Après avoir été élève de 8e et de 9e année de ce qui était alors l'école pour garçons Saint-Gérard, de 1958 à 1959, M. Proulx y est revenu à peine 7 ans plus tard, cette fois comme enseignant.

Après une carrière d'enseignant, puis de directeur, dans plusieurs autres établissements (Calixa-Lavallée, écoles spécialisées, etc.), le hasard a permis que se rencontrent à nouveau les destinées de M. Proulx et de l'école Saint-Gérard, dont il est devenu le directeur, en 1997.

Saint-Gérard fêtera ses 75 ans l'an prochain. M. Proulx estime cependant que l'école n'a pas tellement changé. «Le quartier n'a pas beaucoup changé, lui non plus. On dit souvent que Montréal est devenu multiethnique et que les populations sont beaucoup brassées, mais le bassin d'élèves de Saint-Gérard est resté très homogène», souligne M. Proulx. (L'école Saint-Gérard accueille les enfants de la maternelle à la 6e année du secteur délimité, grosso modo, par les rues Legendre au nord, Guizot au sud, Esplanade à l'ouest et Saint-Hubert à l'est.)

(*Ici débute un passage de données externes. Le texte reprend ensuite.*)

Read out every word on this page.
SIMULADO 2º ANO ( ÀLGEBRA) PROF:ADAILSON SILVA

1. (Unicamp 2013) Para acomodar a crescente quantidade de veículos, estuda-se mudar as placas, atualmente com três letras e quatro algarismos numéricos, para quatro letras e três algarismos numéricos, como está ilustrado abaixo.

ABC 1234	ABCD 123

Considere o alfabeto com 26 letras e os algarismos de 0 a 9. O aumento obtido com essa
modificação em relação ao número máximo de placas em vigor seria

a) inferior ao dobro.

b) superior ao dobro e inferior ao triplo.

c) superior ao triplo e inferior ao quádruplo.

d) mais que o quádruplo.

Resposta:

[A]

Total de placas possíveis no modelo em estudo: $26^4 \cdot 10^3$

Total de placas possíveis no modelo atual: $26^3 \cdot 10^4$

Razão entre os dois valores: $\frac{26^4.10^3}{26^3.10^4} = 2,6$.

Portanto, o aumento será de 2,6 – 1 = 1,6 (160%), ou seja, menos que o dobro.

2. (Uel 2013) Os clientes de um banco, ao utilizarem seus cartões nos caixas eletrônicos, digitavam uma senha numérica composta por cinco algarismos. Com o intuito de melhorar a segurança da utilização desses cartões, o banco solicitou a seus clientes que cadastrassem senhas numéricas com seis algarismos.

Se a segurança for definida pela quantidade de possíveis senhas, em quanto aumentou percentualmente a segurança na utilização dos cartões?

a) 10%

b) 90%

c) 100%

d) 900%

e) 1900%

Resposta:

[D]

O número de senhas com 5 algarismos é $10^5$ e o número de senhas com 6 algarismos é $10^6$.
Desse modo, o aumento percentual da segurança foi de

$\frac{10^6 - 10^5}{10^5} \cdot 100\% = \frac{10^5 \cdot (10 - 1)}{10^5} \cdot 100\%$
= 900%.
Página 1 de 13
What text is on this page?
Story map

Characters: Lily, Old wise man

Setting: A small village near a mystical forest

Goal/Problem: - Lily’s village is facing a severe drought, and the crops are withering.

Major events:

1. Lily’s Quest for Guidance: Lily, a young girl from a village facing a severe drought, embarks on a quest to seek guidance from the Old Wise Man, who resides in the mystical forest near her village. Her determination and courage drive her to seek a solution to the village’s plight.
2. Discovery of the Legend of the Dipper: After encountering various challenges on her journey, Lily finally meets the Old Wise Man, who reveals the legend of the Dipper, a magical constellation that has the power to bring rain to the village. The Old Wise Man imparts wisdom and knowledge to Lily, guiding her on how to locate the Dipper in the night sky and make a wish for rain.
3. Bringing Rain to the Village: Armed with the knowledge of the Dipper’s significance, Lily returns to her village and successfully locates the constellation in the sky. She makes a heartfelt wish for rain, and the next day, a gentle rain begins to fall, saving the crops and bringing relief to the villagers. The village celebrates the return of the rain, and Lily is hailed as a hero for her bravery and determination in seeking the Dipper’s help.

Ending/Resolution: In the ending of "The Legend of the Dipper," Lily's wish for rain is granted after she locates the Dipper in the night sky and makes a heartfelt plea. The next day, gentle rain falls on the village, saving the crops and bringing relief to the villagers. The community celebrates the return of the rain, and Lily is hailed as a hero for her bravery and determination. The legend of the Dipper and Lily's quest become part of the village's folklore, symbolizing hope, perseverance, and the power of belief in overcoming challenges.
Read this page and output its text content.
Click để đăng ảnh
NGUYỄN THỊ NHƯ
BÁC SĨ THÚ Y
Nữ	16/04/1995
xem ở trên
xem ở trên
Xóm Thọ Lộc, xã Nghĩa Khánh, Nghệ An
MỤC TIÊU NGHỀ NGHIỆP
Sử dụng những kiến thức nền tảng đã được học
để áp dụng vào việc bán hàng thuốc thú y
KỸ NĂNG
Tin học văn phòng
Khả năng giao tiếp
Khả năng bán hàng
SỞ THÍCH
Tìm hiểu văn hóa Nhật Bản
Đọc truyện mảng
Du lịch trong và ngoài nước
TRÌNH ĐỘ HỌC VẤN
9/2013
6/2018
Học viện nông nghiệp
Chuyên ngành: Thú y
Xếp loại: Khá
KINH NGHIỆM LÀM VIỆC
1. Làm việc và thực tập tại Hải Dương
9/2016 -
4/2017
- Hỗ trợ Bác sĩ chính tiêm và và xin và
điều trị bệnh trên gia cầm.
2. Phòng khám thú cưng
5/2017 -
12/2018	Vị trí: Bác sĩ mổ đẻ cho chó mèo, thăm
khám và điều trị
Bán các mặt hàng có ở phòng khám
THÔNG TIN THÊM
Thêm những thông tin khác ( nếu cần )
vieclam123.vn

Le directeur note cependant quelques changements majeurs. D'abord, la mixité de l'école. «Puis, la culture de l'école primaire a changé. Les élèves sont plus émancipés. On fait moins appel à la discipline dure, mais le lien enfant-adulte est toujours au centre de tout», ajoute-t-il.

«On fait également de plus en plus appel aux ateliers interactifs pour mieux faire participer les enfants, qui ont de plus en plus d'opportunités pour s'exprimer. Aujourd'hui, on respecte davantage leur propre rythme d'apprentissage», croit M. Proulx.

Services de garde

La croissance incroyable de la demande de places en services de garde a également provoqué un changement considérable: M. Proulx estime que les services de garde sont devenus «une école dans l'école».

À Saint-Gérard, on offrait des services de garde depuis 1983, mais c'est avec la croissance exponentielle de la demande au cours des deux dernières années (à cause, entre autres, des places en garderie à 5$) qu'on a réalisé l'urgence d'agir pour assurer une bonne qualité de vie et d'enseignement pour tous, à Saint-Gérard. Ce bâtiment, qui accueillait 446 élèves cette année, recevait également 210 enfants des services de garde.

On avait déterminé que l'ajout de quatre grands locaux au sous-sol de l'école pourrait permettre aux enfants d'être accueillis en services de garde à l'extérieur de leurs locaux de classe, simplifiant ainsi la vie de tout monde. Mais le plan directeur des travaux de la Commission scolaire de Montréal ne prévoyait l'accomplissement de ces travaux que pour l'année 2001-2002, à Saint-Gérard, pour un total de 400 000$ de rénovations à être effectuées.

«Mais avec l'aide des membres du conseil d'établissement de l'école, qui sont très actifs et très impliqués, à Saint-Gérard, nous avons réussi à convaincre la Commission scolaire de l'urgence de ces travaux, qu'elle a finalement devancés», se réjouit M. Proulx.

Les CE gagnent de l'importance

À ce propos, M. Proulx note également un important transfert de pouvoir décisionnel des directeurs d'écoles vers les conseils d'établissements, dont les directeurs deviennent de plus en plus les simples exécutants. Très heureux de la manière dont fonctionnent les choses, à Saint-Gérard, M. Proulx croit cependant que «le résultat de ce changement dépendra de l'usage que les parents et les membres des conseils d'établissements feront de ces nouveaux pouvoirs. Tant que les gens ne s'en servent pas pour se faire du capital politique...»

Les enfants: un dessert parfait

«Ce dont je vais m'ennuyer le plus, c'est les enfants. Il n'y a rien de moins hypocrite qu'un enfant, et plusieurs sont extrêmement alertes. Ce retour à un contact avec les enfants en fin de carrière, c'était mon dessert», conclut M. Proulx.

Il faut dire que M. Proulx était gâté, côté élèves: les enfants de l'école Saint-Gérard ont terminé troisièmes, sur les 134 écoles primaires de la Commission scolaire de Montréal, au niveau des résultats scolaires.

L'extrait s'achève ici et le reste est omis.